On 03/05/2012 12:08 PM, Tom Lane wrote:
Robert Haas<robertmh...@gmail.com>  writes:
On Sun, Mar 4, 2012 at 10:45 AM, Andrew Dunstan<and...@dunslane.net>  wrote:
I'm just looking at this patch, and I agree, it should be testable. I'm
wondering if it wouldn't be a good idea to have a module or set of modules
for demonstrating and testing bits of the API that we expose. src/test/api
or something similar? I'm not sure how we'd automate a test for this case,
though. I guess we could use something like pg_logforward and have a UDP
receiver catch the messages and write them to a file. Something like that
should be possible to rig up in Perl. But all that seems a lot of work at
this stage of the game. So the question is do we want to commit this patch
without it?
The latest version of this patch looks sound to me.  We haven't
insisted on having even a sample application for every hook before,
let alone a regression test, so I don't think this patch needs one
either.
What we've generally asked for with hooks is a working sample usage of
the hook, just as a cross-check that something useful can be done with
it and you didn't overlook any obvious usability problems.  I agree that
a regression test is often not practical, especially not if you're not
prepared to create a whole contrib module to provide a sample usage.
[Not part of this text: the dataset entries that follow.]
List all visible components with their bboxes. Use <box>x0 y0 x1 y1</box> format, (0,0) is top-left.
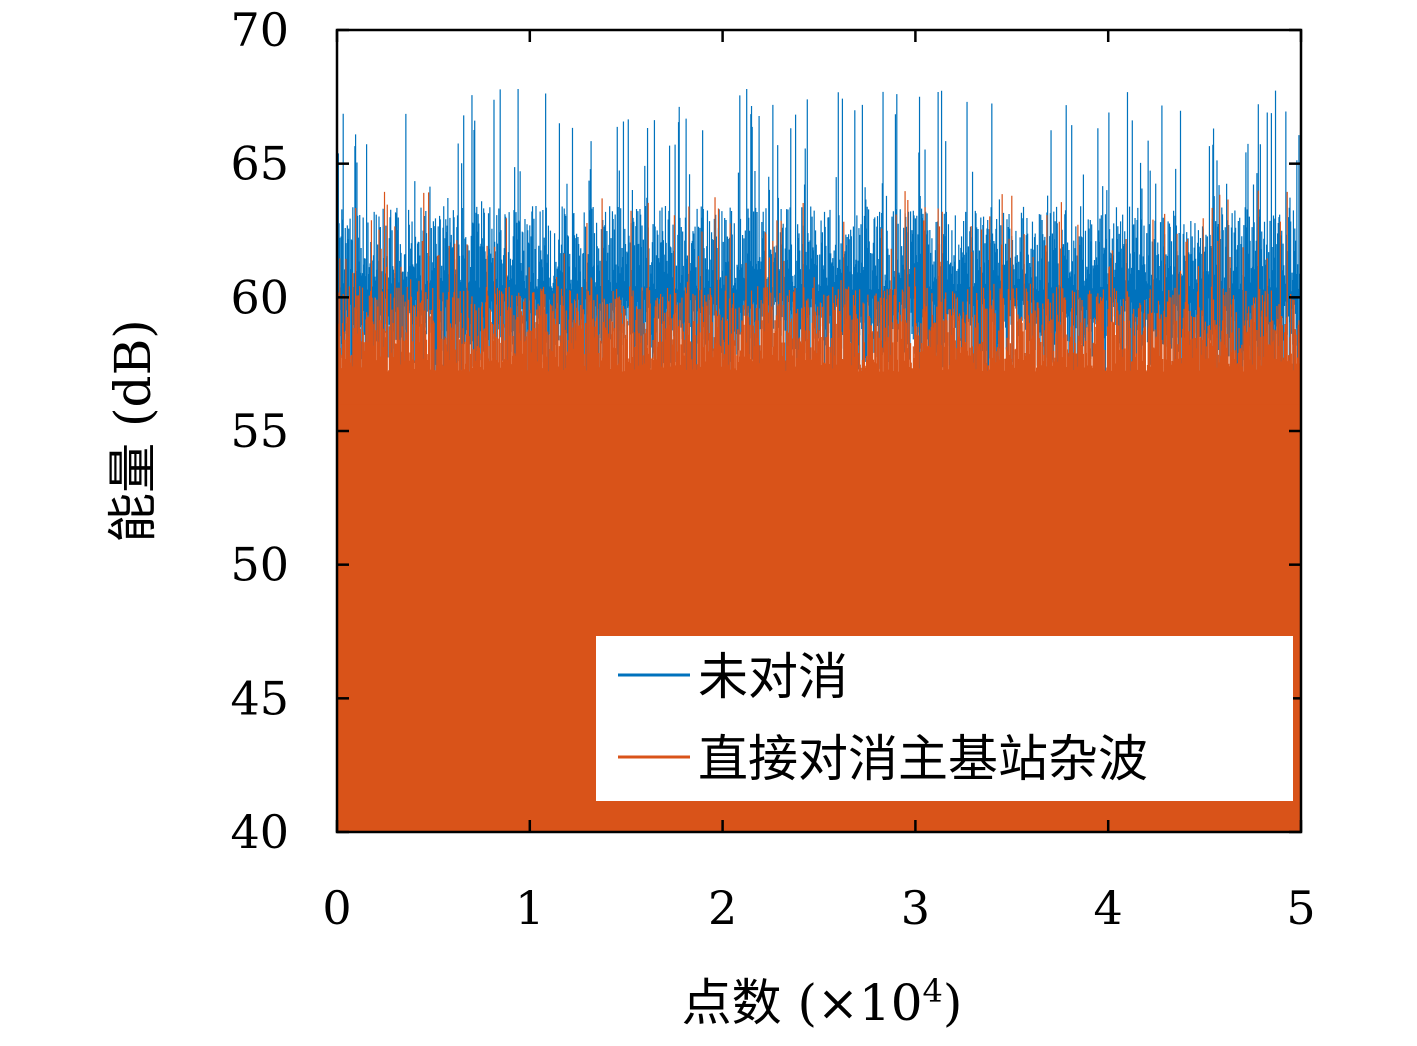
x-axis-label-exponent: 4 <box>923 972 943 1010</box>
y-tick-label-2: 50 <box>230 538 289 592</box>
x-tick-label-4: 4 <box>1094 881 1123 935</box>
x-axis-label-text: 点数 (×10 <box>682 974 923 1032</box>
x-tick-label-3: 3 <box>901 881 930 935</box>
y-axis-label: 能量 (dB) <box>104 319 162 543</box>
y-tick-label-1: 45 <box>230 671 289 725</box>
y-tick-label-0: 40 <box>230 805 289 859</box>
x-tick-label-2: 2 <box>708 881 737 935</box>
x-axis-label-close: ) <box>943 974 963 1032</box>
x-tick-label-1: 1 <box>515 881 544 935</box>
legend-label-series-1: 未对消 <box>698 648 848 706</box>
y-tick-label-3: 55 <box>230 404 289 458</box>
legend: 未对消 直接对消主基站杂波 <box>596 636 1293 801</box>
legend-box <box>596 636 1293 801</box>
y-tick-label-6: 70 <box>230 3 289 57</box>
x-axis-label: 点数 (×104) <box>682 972 963 1032</box>
x-tick-label-5: 5 <box>1286 881 1315 935</box>
x-tick-label-0: 0 <box>322 881 351 935</box>
y-tick-label-4: 60 <box>230 270 289 324</box>
y-tick-label-5: 65 <box>230 137 289 191</box>
legend-label-series-2: 直接对消主基站杂波 <box>698 730 1148 788</box>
In the case at hand, ISTM there are some usability questions around
where/when the hook is called: in particular, if I'm reading it right,
the hook could not override a log_min_messages-based decision that a
given message is not to be emitted.  Do we care?


That's what I understand too. We could relax that at some stage in the future if we had a requirement, I guess.


   Also, if the hook
is meant to be able to change the data that gets logged, as seems to be
the case, do we care that it would also affect what gets sent to the
client?

I'd like to see a spec for exactly which fields of ErrorData the hook is
allowed to change, and some rationale.

                        

Good question. I'd somewhat be inclined to say that it should only be able to change output_to_server and output_to_client, and possibly only to change them from true to false (i.e. I'm not sure the hook should be able to induce more verbose logging.) But maybe that's too restrictive. I doubt we can enforce good behaviour, though, only state that if you break things you get to keep all the pieces.